REVIEW: Lamano West Village — Like Father, Like Son … Sort of

Tortilla (Image: Howard Portnoy)

If there’s one thing that cannot be said about Jorge Guzman, the driving force behind the eponymous hospitality group, it is that he is a creature of habit. In January, the Dominican native opened his first Spanish restaurant in Chelsea. The menu featured a number of variations on the small plate theme: There were pintxos (the Basque-language word for “tapas”), imported tinned items (such as mussels escabeche, and cockles with white beans and pork belly), and montaditos (little sandwiches).

The venture proved successful. So when it came time to open a spinoff, Guzman kept the name, Lamano, but the menu at the West Village installation is something of a departure from the original. Small plates remain, though now they are restricted to classic tapas (think patatas bravas, gambas al ajillo, and ham croquettes).
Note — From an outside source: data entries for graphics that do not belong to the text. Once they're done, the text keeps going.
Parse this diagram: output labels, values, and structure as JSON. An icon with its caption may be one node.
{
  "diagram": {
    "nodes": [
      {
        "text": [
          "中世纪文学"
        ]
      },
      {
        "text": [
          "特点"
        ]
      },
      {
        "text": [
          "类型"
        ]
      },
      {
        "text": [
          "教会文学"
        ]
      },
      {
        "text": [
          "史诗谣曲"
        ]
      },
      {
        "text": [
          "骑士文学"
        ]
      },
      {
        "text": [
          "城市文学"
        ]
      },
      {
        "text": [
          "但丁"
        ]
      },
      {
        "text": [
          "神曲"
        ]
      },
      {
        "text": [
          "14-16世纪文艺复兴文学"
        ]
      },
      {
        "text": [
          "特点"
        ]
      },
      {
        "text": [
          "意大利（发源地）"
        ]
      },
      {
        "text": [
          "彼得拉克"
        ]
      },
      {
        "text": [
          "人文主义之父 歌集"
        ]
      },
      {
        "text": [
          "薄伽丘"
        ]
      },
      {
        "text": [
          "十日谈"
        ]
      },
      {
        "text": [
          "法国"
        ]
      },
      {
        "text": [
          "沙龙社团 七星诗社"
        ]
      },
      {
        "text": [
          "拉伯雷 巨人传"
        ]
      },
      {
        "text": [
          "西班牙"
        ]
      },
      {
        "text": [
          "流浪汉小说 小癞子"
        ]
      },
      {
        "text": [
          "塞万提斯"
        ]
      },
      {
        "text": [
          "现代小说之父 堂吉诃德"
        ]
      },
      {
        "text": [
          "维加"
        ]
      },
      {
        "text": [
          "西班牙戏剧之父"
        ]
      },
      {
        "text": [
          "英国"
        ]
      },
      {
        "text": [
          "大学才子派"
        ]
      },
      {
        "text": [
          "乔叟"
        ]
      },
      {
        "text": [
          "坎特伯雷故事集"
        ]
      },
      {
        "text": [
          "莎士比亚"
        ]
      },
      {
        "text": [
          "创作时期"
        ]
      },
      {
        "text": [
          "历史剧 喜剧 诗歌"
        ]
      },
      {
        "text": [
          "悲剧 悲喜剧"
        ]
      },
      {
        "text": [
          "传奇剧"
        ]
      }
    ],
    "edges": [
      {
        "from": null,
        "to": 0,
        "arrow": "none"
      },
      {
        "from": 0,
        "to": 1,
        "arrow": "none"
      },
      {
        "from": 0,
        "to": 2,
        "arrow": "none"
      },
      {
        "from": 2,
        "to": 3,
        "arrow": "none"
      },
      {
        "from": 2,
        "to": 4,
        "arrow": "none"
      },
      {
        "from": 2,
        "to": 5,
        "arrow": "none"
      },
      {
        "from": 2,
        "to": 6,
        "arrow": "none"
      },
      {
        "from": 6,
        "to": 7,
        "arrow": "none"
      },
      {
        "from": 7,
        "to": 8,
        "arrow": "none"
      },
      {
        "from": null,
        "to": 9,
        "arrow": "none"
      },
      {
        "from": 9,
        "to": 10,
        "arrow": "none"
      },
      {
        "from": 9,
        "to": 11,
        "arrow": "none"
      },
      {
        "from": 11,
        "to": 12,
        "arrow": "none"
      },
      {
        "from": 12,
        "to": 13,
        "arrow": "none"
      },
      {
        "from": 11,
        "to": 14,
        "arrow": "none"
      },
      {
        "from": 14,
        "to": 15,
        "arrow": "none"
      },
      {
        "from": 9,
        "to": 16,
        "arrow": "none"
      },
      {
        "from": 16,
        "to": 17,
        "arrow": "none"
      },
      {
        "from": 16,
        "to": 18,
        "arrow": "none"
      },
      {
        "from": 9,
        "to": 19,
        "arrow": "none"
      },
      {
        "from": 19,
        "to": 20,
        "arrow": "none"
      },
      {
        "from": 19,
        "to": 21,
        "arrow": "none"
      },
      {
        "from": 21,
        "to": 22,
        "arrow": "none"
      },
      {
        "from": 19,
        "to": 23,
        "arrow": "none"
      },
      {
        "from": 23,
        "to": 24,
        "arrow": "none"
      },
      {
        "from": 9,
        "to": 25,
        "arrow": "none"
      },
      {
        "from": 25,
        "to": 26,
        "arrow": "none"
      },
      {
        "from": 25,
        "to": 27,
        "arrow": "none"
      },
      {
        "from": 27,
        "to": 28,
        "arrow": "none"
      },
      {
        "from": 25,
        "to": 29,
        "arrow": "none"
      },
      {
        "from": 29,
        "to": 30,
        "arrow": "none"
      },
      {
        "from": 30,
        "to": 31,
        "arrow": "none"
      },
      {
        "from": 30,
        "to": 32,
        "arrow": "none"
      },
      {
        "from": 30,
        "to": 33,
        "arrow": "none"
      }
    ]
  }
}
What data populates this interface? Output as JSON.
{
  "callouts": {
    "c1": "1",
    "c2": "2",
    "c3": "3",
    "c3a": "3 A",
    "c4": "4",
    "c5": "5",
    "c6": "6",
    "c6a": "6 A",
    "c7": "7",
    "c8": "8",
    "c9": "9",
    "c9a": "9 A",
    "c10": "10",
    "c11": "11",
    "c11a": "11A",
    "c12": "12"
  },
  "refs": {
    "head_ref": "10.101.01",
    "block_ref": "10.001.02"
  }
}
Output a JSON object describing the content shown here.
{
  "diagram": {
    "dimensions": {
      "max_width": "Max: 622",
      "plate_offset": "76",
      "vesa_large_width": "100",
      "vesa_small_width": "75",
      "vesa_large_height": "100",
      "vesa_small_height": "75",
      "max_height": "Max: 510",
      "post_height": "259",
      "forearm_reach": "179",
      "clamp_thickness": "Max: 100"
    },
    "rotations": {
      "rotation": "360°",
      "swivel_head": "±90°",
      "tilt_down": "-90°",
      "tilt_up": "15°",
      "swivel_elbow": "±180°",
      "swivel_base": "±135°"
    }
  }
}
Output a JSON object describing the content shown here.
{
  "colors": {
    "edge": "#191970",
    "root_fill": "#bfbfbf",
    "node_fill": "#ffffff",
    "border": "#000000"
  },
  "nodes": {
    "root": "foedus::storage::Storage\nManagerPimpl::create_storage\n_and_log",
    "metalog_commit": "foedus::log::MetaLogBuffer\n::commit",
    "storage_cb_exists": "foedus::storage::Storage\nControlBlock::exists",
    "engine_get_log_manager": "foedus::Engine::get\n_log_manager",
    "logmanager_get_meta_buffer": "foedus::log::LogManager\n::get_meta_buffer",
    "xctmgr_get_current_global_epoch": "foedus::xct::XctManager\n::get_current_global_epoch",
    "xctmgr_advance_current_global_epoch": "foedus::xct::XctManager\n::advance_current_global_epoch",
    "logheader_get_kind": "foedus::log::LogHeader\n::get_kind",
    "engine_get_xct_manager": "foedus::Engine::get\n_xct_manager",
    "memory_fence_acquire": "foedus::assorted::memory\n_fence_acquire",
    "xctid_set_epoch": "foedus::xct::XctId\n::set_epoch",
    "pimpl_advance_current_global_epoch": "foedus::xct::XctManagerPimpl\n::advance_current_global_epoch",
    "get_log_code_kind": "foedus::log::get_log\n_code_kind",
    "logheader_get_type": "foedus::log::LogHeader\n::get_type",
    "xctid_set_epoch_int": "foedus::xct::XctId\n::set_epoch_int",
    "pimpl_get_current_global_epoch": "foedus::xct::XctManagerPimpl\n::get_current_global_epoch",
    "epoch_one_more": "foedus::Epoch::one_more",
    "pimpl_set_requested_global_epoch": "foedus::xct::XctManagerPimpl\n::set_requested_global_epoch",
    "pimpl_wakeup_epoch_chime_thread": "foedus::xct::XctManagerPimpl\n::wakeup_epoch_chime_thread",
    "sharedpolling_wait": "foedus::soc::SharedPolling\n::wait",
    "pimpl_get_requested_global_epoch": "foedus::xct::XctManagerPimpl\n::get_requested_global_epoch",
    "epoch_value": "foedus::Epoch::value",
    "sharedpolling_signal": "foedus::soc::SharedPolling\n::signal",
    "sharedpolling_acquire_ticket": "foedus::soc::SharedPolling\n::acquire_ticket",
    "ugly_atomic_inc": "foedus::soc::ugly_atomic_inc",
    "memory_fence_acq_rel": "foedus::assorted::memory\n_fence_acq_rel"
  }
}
Plus a section of the menu is given over to full-size main courses.

A family resemblance is discernible in the physical trappings, which include rustic reclaimed wood, brick wainscoting, and hi-tech lighting. On one wall is a vaguely mystical line drawing of a pair of human hands — la mano — one face-up, the other face-down.

Image: Lamano

The business of conspicuous consumption is transacted at bare-topped tables, including one high-topped refectory table straddled by stools.

If you’ve already located your appetite when you arrived, you can keep it at bay while studying the menu by ordering one or two items from the Para Picar (“nibble”) section of the menu. Here you will find toasted Marcona almonds with sea salt and mixed olives that pick up added brininess from preserved lemon.

Don’t be misled by the listing tortilla found among the tapas. It is short for tortilla española, the famed kitchen-sink omelet of Spain, done here with potato confit, caramelized onions, and a fragrant drizzle of truffle oil.

Poached octopus with potatoes, olive oil, pimentón. (Image: Howard Portnoy)

On some nights, the house offers giant langoustines, served cold with the heads on. To get the most out of the sweet and delectable crustaceans, pick them up and suck the ambrosial “meat” out of the heads. There is marvelous poached octopus paired with crispy slices of fingerling potato and pimentón, the entirety dusted with sweet and smoky Spanish paprika.

Foie gras, amontillado, and wild berries (Image: Howard Portnoy)

An unusual offering pairs whipped foie gras and wild berries, the two elements segregated by a cool tart layer of Amontillado aspic. To help you prolong the decadent experience, tiny finger-size baguettes are served alongside.

Main courses include a thick, crisp-skinned section of immaculately fresh sea bass, set down in a creamy salsa verde that is studded with whole and shelled peas. One dish carried over from the original Lamano is the roast suckling pig: moist tender meat encased in crunchy skin, here accompanied by heirloom beets and a huckleberry jus.

Sea bass, salsa verde, and peas (Image: Howard Portnoy)

A single dessert is offered each night. On a recent visit the lone offering was a croquette secreting creamy rice pudding within its crisp exterior, the still-warm orb partnered with a dollop of passion fruit sorbet and a streak of good chocolate.

Rice pudding croquette with passion fruit sorbet and chocolate (Image: Howard Portnoy)

Prices range from $8 to $18 for first courses and tapas, and $28 to $32 for main courses, Desserts are $10.

Lamano is open Monday through Friday for lunch and seven days for dinner with brunch on weekends. The restaurant has a happy hour daily from 4 p.m. to 6:30 p.m.

Lamano, 39 Christopher Street, bet. Waverly Place and Seventh Avenue South, 212-243-3200.